By Brian Lafferty
May 3, 2011 (San Diego) – Today marks the debut of East County Magazine’s newest column. In addition to writing film criticism, I will pen a biweekly column about another subject I’m equally passionate about: Autism. I am qualified to talk about the subject for a good reason: I am Autistic myself.
In early 1997 I was diagnosed with High-Functioning Autism at the age of eleven. It was around that time that Autism was discovered to be a spectrum disorder. Before then, people were only diagnosed if they didn’t talk, isolated themselves, had constant overly repetitive behaviors, or were extremely sensitive to anything that touched them. Today this would be classified as Low-Functioning Autism.
My parents realized I was “different” at a very early age. My vocabulary was extremely limited but I showed signs of intelligence (my mother used to recall how I learned the word “trapezoid” at age three). I did well in school and everyone was amazed that I taught myself to read.
Sociability was a different story. I had trouble making friends on my own. The only friends I had in elementary school were those who wanted to be my friends. Kids noticed I was “different.” They picked up on some of my peculiarities.
I went to a private school in Del Mar called The Winston School starting in 8th grade. Named after Winston Churchill, it is a college preparatory school for students with learning differences (The Winston School and I do not use the term “learning disability”). I went there from 8th grade until I graduated from upper school in 2003.

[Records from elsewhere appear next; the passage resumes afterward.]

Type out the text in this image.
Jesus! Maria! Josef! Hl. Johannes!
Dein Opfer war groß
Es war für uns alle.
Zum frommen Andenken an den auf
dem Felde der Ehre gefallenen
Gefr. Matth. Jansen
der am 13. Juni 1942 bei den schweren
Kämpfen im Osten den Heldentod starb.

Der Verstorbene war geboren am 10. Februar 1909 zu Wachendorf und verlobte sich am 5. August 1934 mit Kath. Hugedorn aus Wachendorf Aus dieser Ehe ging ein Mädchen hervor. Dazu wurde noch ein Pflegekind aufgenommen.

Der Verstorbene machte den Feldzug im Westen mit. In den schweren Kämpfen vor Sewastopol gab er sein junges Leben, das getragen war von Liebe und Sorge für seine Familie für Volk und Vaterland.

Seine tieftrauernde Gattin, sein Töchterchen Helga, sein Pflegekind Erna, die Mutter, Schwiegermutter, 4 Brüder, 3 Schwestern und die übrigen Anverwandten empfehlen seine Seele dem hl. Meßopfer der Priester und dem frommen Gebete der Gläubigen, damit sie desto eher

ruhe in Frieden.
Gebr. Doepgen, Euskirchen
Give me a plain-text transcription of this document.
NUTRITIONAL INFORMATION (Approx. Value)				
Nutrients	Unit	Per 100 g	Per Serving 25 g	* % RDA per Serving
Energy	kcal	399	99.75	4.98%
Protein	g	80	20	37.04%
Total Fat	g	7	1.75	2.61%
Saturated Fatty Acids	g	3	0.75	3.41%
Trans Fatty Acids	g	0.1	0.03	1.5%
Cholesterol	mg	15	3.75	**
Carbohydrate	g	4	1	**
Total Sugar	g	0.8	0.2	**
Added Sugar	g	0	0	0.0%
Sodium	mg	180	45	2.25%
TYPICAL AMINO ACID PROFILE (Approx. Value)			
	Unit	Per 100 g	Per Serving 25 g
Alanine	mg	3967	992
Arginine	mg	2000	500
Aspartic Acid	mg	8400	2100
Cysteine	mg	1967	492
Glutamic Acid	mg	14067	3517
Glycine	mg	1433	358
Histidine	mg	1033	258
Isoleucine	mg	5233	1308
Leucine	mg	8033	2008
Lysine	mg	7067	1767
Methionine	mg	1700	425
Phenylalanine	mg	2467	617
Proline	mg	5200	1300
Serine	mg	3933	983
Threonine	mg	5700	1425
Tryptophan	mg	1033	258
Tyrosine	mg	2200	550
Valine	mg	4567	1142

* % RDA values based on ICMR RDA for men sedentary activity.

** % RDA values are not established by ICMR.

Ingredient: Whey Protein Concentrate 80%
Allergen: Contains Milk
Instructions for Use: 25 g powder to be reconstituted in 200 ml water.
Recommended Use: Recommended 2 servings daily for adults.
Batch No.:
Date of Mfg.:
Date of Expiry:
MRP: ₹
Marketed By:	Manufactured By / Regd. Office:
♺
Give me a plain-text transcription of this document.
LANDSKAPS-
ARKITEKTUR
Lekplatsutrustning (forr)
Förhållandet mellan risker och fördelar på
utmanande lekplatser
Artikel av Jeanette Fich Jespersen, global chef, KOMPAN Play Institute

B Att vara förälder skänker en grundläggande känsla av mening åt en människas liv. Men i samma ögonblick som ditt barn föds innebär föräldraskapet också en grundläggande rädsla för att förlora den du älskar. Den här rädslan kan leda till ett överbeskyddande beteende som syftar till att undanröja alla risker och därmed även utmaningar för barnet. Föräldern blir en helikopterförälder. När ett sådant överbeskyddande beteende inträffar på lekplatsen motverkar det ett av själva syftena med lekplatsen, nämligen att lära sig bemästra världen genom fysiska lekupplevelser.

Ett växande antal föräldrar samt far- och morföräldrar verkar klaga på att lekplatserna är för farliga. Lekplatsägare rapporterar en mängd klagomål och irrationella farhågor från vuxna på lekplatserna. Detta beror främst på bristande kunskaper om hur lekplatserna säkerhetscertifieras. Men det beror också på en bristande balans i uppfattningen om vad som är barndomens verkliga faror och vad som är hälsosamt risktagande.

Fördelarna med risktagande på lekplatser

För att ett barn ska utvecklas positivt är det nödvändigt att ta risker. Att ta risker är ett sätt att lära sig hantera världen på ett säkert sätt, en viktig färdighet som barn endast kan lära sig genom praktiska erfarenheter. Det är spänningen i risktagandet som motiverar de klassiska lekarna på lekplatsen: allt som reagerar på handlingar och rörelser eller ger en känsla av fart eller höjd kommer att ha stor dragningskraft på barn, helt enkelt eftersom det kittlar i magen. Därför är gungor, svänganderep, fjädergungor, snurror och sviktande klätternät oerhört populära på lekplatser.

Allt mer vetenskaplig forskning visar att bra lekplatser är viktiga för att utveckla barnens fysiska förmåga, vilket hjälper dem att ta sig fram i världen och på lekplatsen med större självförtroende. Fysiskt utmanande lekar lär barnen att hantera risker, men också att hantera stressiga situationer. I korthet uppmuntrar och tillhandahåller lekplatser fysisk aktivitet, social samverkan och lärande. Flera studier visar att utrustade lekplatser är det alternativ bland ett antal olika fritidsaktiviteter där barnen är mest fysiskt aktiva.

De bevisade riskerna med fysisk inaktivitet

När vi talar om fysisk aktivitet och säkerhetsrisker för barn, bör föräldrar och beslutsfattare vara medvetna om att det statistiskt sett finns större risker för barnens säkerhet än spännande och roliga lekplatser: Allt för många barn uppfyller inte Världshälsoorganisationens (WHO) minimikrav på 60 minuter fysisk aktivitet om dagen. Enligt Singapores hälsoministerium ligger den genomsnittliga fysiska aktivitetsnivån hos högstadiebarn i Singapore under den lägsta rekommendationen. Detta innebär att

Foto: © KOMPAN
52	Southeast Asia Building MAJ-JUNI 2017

Going to The Winston School was the best thing that ever happened to me. Practically every success I have had and will have in my life is owed to this institution.
After three and a half years at Palomar College, I attended film school at California State University, Fullerton. I graduated cum laude in May 2009 with a degree in Radio/TV/Film
There are several reasons for this column. The first has to do with the prevalence of Autism. It seems to me that many people I meet either know or are related to someone who has the disorder. One of my film critic colleagues has an Autistic daughter and another works with Autistic children. Autism affects a lot of people and I feel it is important to let people know what it feels like to be Autistic.
On a related note, that is another reason why I’m writing this column. I feel there isn’t enough of a voice from people with the disorder. A lot of the perspectives shared are from parents, teachers, friends, and family members. I have no problems with that; it provides a lot of insight into raising or being around someone with the disorder.
But I feel it’s important that I share a perspective none of these people have. Granted, I cannot speak for all of us on the Spectrum. However, I at least want to give those who aren’t Autistic a glimpse of life from my own unique perspective.
Lastly, I believe Autism has a lot of negative connotations associated with it. Three years ago, I wrote in an essay in the anthology book Voices of Autism that Autism is not a curse. I still stand by that and always will. People who are Autistic can lead fully productive lives.
This column’s purpose is to tell you what it’s like to be Autistic and how my mind works. I will also offer my own opinion on current events in Autism.
There is, however, one topic this column won’t discuss and won’t even try to discuss.
I will not go anywhere near the vaccination debate. This is America and everyone has the right to his or her opinion. However, there are some opinions that simply should be kept to oneself. I state this because my opinion on the subject won’t matter; I will only alienate half of my readers.
So if you’re looking for any sort of validation for your side in this ongoing debate, you won’t find it here. So please don’t ask me if I think vaccines cause Autism. I won’t answer.
After I was diagnosed with Autism my life changed forever. It took me until college to fully comprehend my condition. Today, I fully embrace it. It is a part of who I am.
I will end by dedicating this column to my mother, Deborah Sue Lafferty, who passed away on November 26, 2010. Before she died, she told me that when I was very little the doctors told her the chances of my being able to function were slim at best. She refused to accept that. She dedicated her life to making sure I would succeed. Until the day she died she taught me a lot about life, from shampooing carpets to driving. If it weren’t for her I wouldn’t be where I am today.